In questo senso la questione è ribaltata: la cooperazione non è più vista come un processo
unidirezionale nel quale è assolutamente ben chiaro chi dà e chi riceve, chi aiuta e chi è aiutato, chi
insegna e chi impara; ma invece si presenta come un processo con percorsi necessariamente
bidirezionali, in cui ciascun attore è allo stesso tempo protagonista e spettatore, allievo e maestro, e
dove il limite tra il dare e il ricevere non è più così ben definito. Nell’avvicinarsi all’altro con
umiltà, elasticità e apertura mentale è possibile così instaurare una relazione di scambio che apporti
benefici concreti ad entrambe le parti coinvolte: sia sul piano individuale che sul piano collettivo.
Per questo motivo, come ho scritto in precedenza, non sarebbe del tutto onesto definire la mia
esperienza in Amazzonia un’opera di volontariato: troppe sono le cose che ho imparato dalle
persone che ho incontrato e dal contatto con il maestoso equilibrio della foresta.

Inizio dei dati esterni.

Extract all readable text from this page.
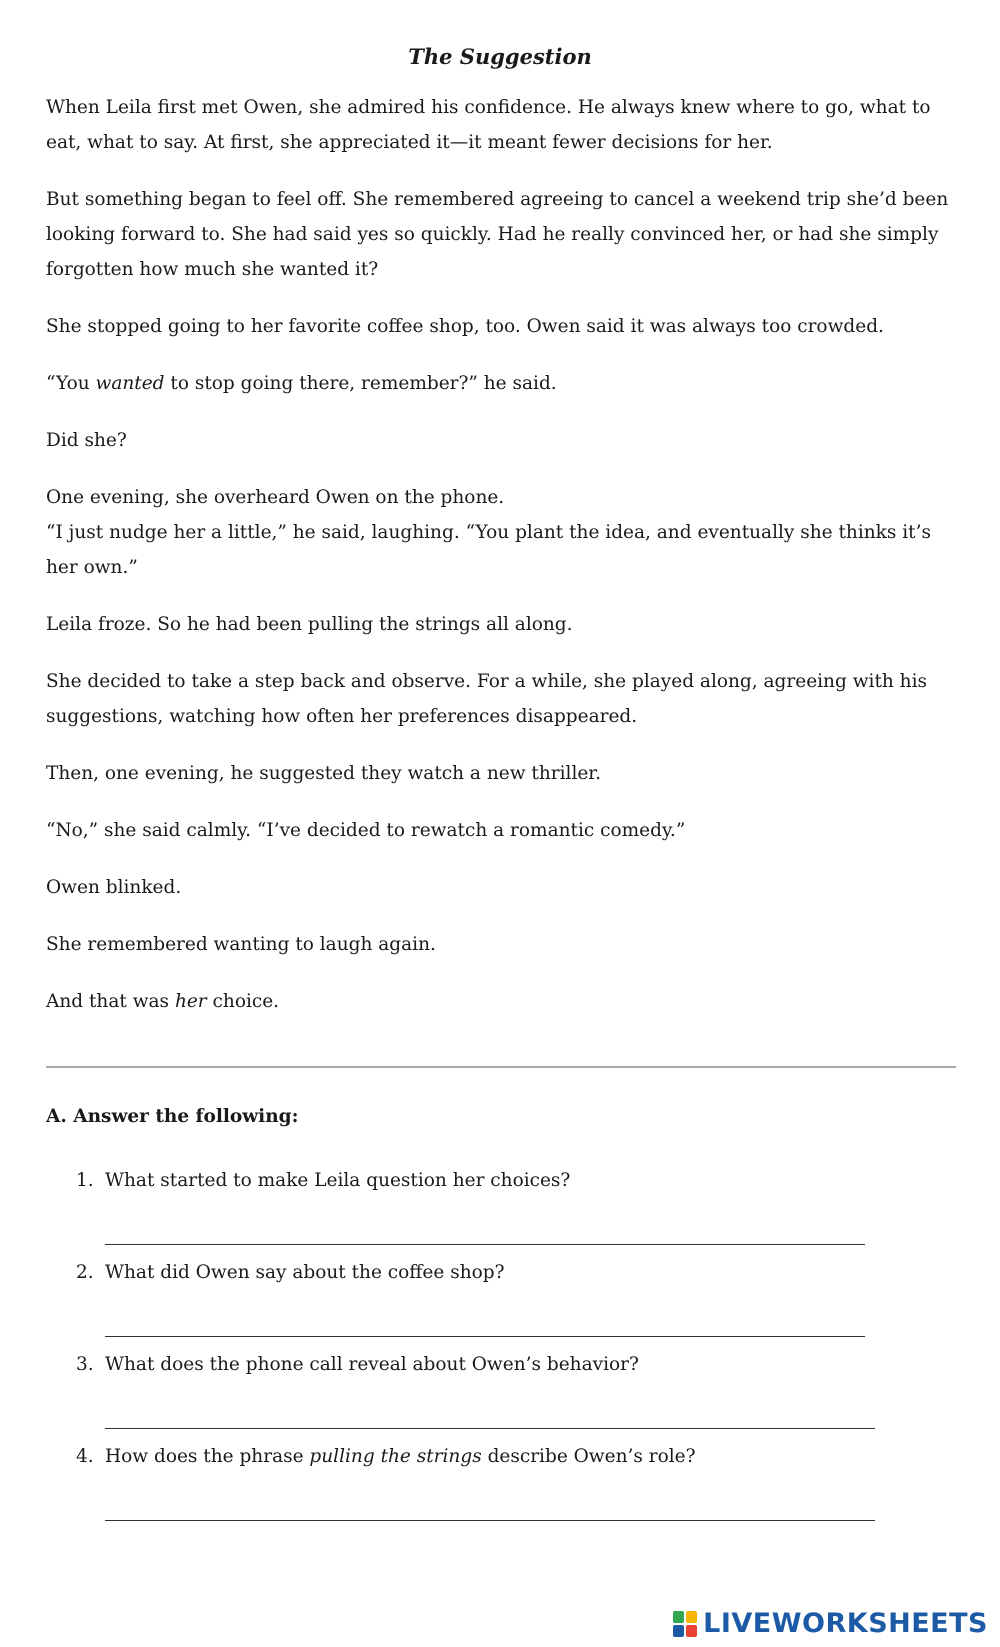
The Suggestion

When Leila first met Owen, she admired his confidence. He always knew where to go, what to eat, what to say. At first, she appreciated it—it meant fewer decisions for her.

But something began to feel off. She remembered agreeing to cancel a weekend trip she’d been looking forward to. She had said yes so quickly. Had he really convinced her, or had she simply forgotten how much she wanted it?

She stopped going to her favorite coffee shop, too. Owen said it was always too crowded.

“You wanted to stop going there, remember?” he said.

Did she?

One evening, she overheard Owen on the phone.

“I just nudge her a little,” he said, laughing. “You plant the idea, and eventually she thinks it’s her own.”

Leila froze. So he had been pulling the strings all along.

She decided to take a step back and observe. For a while, she played along, agreeing with his suggestions, watching how often her preferences disappeared.

Then, one evening, he suggested they watch a new thriller.

“No,” she said calmly. “I’ve decided to rewatch a romantic comedy.”

Owen blinked.

She remembered wanting to laugh again.

And that was her choice.

A. Answer the following:
1. What started to make Leila question her choices?
2. What did Owen say about the coffee shop?
3. What does the phone call reveal about Owen’s behavior?
4. How does the phrase pulling the strings describe Owen’s role?
LIVEWORKSHEETS
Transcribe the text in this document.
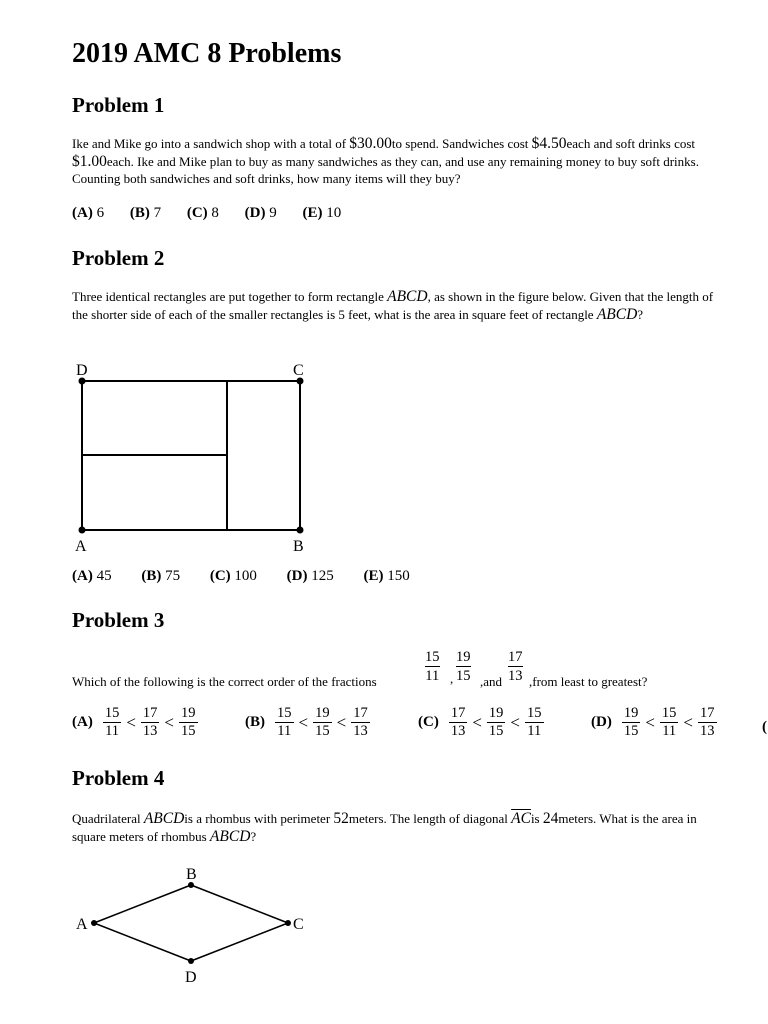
2019 AMC 8 Problems
Problem 1
Ike and Mike go into a sandwich shop with a total of $30.00to spend. Sandwiches cost $4.50each and soft drinks cost $1.00each. Ike and Mike plan to buy as many sandwiches as they can, and use any remaining money to buy soft drinks. Counting both sandwiches and soft drinks, how many items will they buy?
(A) 6 (B) 7 (C) 8 (D) 9 (E) 10
Problem 2
Three identical rectangles are put together to form rectangle ABCD, as shown in the figure below. Given that the length of the shorter side of each of the smaller rectangles is 5 feet, what is the area in square feet of rectangle ABCD?
D	C
A	B
(A) 45 (B) 75 (C) 100 (D) 125 (E) 150
Problem 3
$\frac{15}{11}$ , $\frac{19}{15}$	$\frac{17}{13}$
Which of the following is the correct order of the fractions	,and ,from least to greatest?
$(A) \frac{15}{11} < \frac{17}{13} < \frac{19}{15}$	$(B) \frac{15}{11} < \frac{19}{15} < \frac{17}{13}$	$(C) \frac{17}{13} < \frac{19}{15} < \frac{15}{11}$	$(D) \frac{19}{15} < \frac{15}{11} < \frac{17}{13}$	(
Problem 4
Quadrilateral ABCDis a rhombus with perimeter 52meters. The length of diagonal $\overline{AC}is$ 24meters. What is the area in square meters of rhombus ABCD?
A
B
C
D
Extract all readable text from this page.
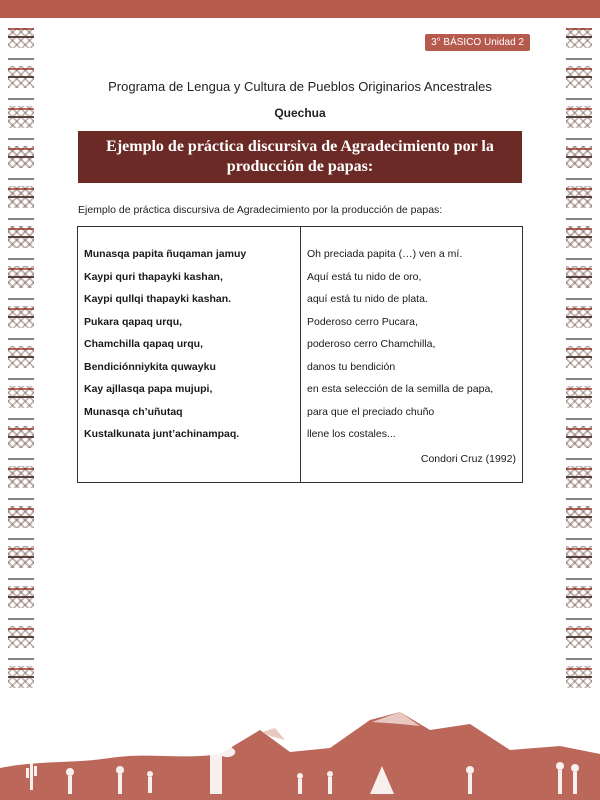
3° BÁSICO Unidad 2
Programa de Lengua y Cultura de Pueblos Originarios Ancestrales
Quechua
Ejemplo de práctica discursiva de Agradecimiento por la producción de papas:
Ejemplo de práctica discursiva de Agradecimiento por la producción de papas:
Munasqa papita ñuqaman jamuy
Kaypi quri thapayki kashan,
Kaypi qullqi thapayki kashan.
Pukara qapaq urqu,
Chamchilla qapaq urqu,
Bendiciónniykita quwayku
Kay ajllasqa papa mujupi,
Munasqa ch’uñutaq
Kustalkunata junt’achinampaq.
Oh preciada papita (…) ven a mí.
Aquí está tu nido de oro,
aquí está tu nido de plata.
Poderoso cerro Pucara,
poderoso cerro Chamchilla,
danos tu bendición
en esta selección de la semilla de papa,
para que el preciado chuño
llene los costales...
Condori Cruz (1992)
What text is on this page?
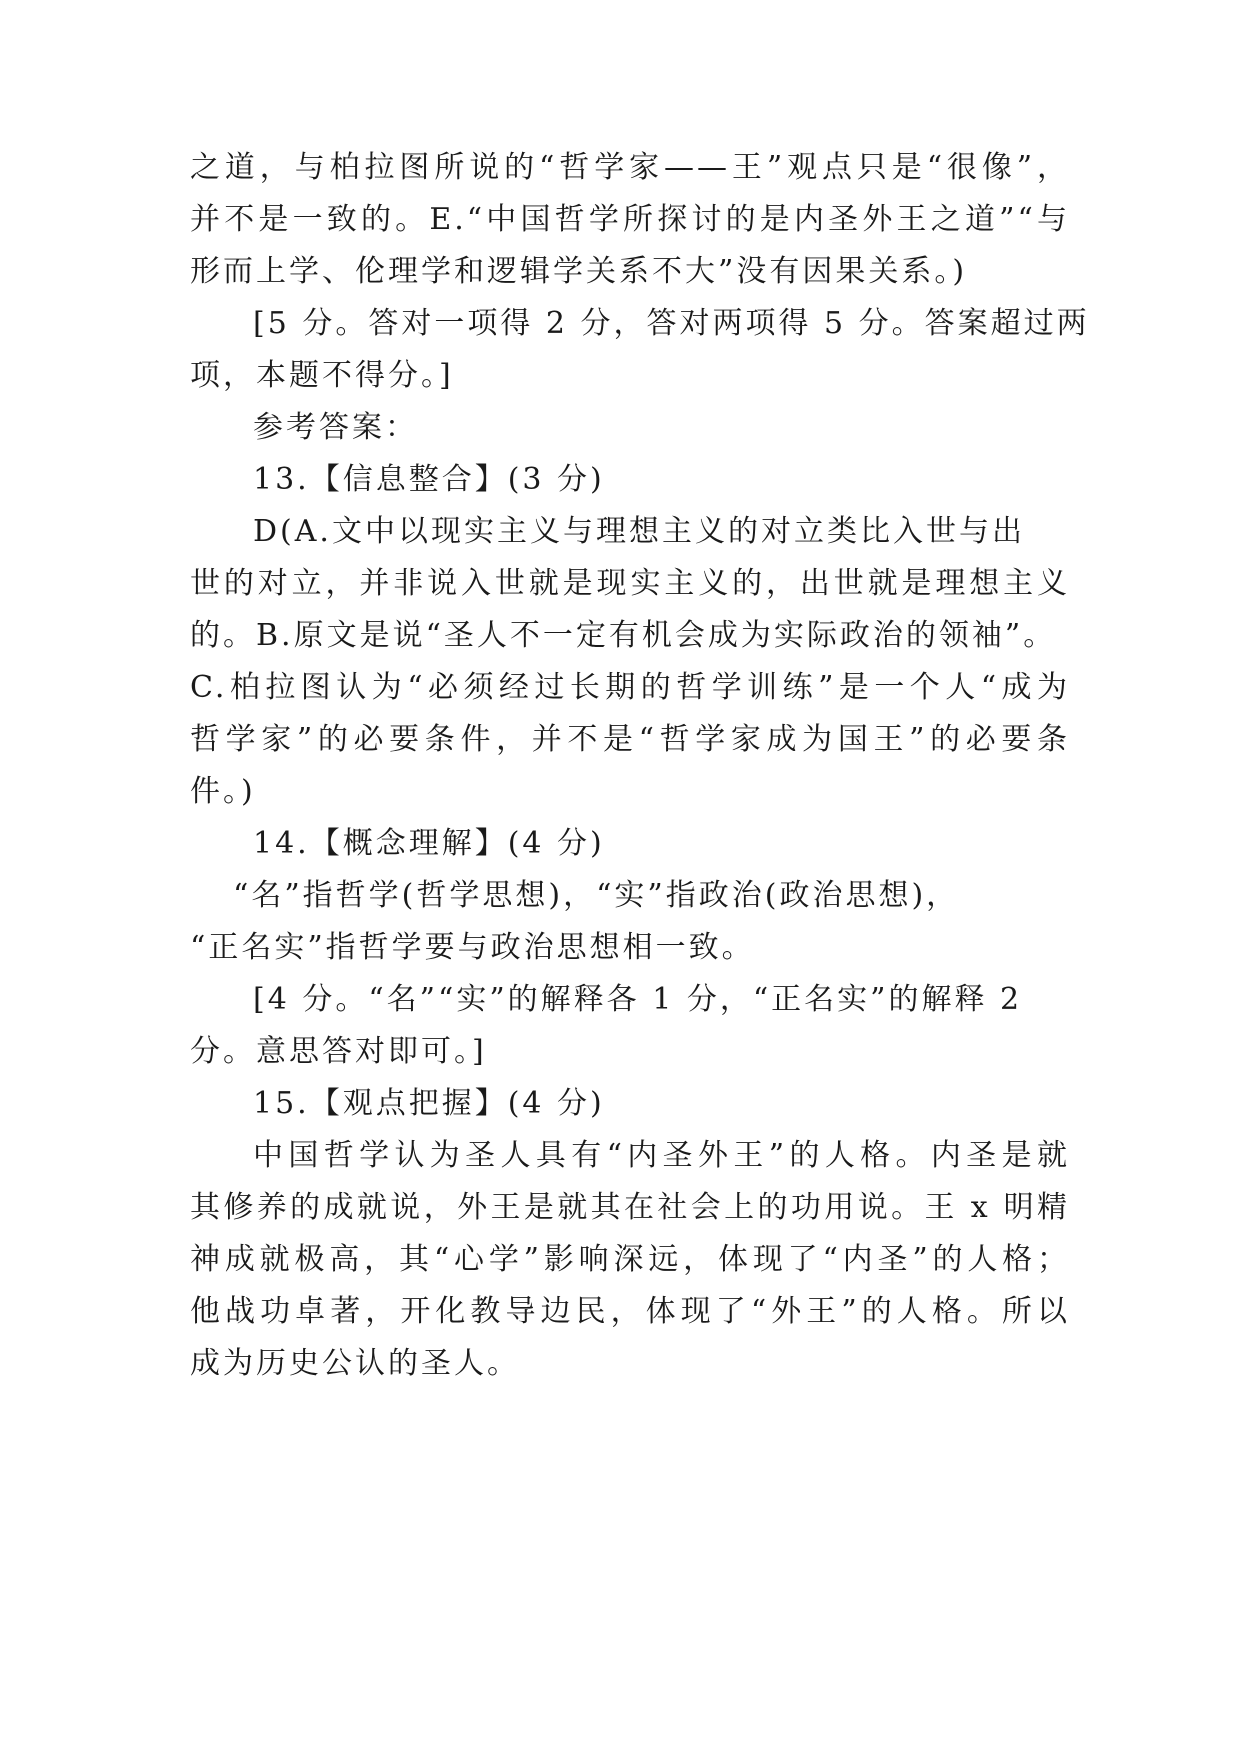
之道，与柏拉图所说的“哲学家——王”观点只是“很像”，
并不是一致的。E.“中国哲学所探讨的是内圣外王之道”“与
形而上学、伦理学和逻辑学关系不大”没有因果关系。)
[5 分。答对一项得 2 分，答对两项得 5 分。答案超过两
项，本题不得分。]
参考答案：
13.【信息整合】(3 分)
D(A.文中以现实主义与理想主义的对立类比入世与出
世的对立，并非说入世就是现实主义的，出世就是理想主义
的。B.原文是说“圣人不一定有机会成为实际政治的领袖”。
C.柏拉图认为“必须经过长期的哲学训练”是一个人“成为
哲学家”的必要条件，并不是“哲学家成为国王”的必要条
件。)
14.【概念理解】(4 分)
“名”指哲学(哲学思想)，“实”指政治(政治思想)，
“正名实”指哲学要与政治思想相一致。
[4 分。“名”“实”的解释各 1 分，“正名实”的解释 2
分。意思答对即可。]
15.【观点把握】(4 分)
中国哲学认为圣人具有“内圣外王”的人格。内圣是就
其修养的成就说，外王是就其在社会上的功用说。王 x 明精
神成就极高，其“心学”影响深远，体现了“内圣”的人格；
他战功卓著，开化教导边民，体现了“外王”的人格。所以
成为历史公认的圣人。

Proprio su questo aspetto, la dimensione dello scambio, ritengo utile porre un ultimo accento,
in quanto sintetizza un tipo di approccio alla cooperazione che non è basato su forme di
assistenzialismo o solidarietà, ma su di un interesse reciproco al contatto, sulla precisa volontà di un
incontro paritario. La mia volontà di esplorare lo spazio amazzonico era perlomeno pari (e forse
superiore) alla loro necessità di apprendere da me l’utilizzo del computer: è proprio da questo
incontro di esigenze che nasce lo scambio. La riserva Xixuau-Xiparinà presenta i caratteri di una
notevole integrazione tra popolazione locale e operatori esterni, così che questa distinzione risulta
sempre meno significativa, pur mantenendo ognuno, all’interno della comunità e degli spazi
condivisi, la propria identità e le proprie origini culturali.
I caboclos di Xixuau sono ormai consapevoli di quale privilegio sia per noi occidentali passare
un periodo di tempo nel paradiso naturale che custodiscono gelosamente. La presa di coscienza di
questo tesoro è un’importante via di autoaffermazione della comunità, che riscopre il valore del
proprio sapere, arricchendolo grazie al contatto con persone di cultura e provenienza diversa, che
forniscono loro nuove competenze.
Sviluppo delle potenzialità del territorio, in armonia con la conservazione dell’ambiente
naturale; incontro di culture per uno scambio di saperi che porti benefici a entrambe le parti
interessate; diffusione di una mentalità responsabile e consapevole delle conseguenze delle scelte
effettuate nei confronti dell’ambiente e delle altre società: questi sono gli ingredienti che hanno
determinato il successo dell’esperimento Xixuau-Xiparinà. L’esportazione di questi principi e la
promozione di questo modello di relazione tra l’uomo e il territorio rappresentano una sfida
difficile, ma non impossibile, per costruire un presente più sereno e garantire un futuro alle
generazioni di domani. Una sfida che può essere vinta.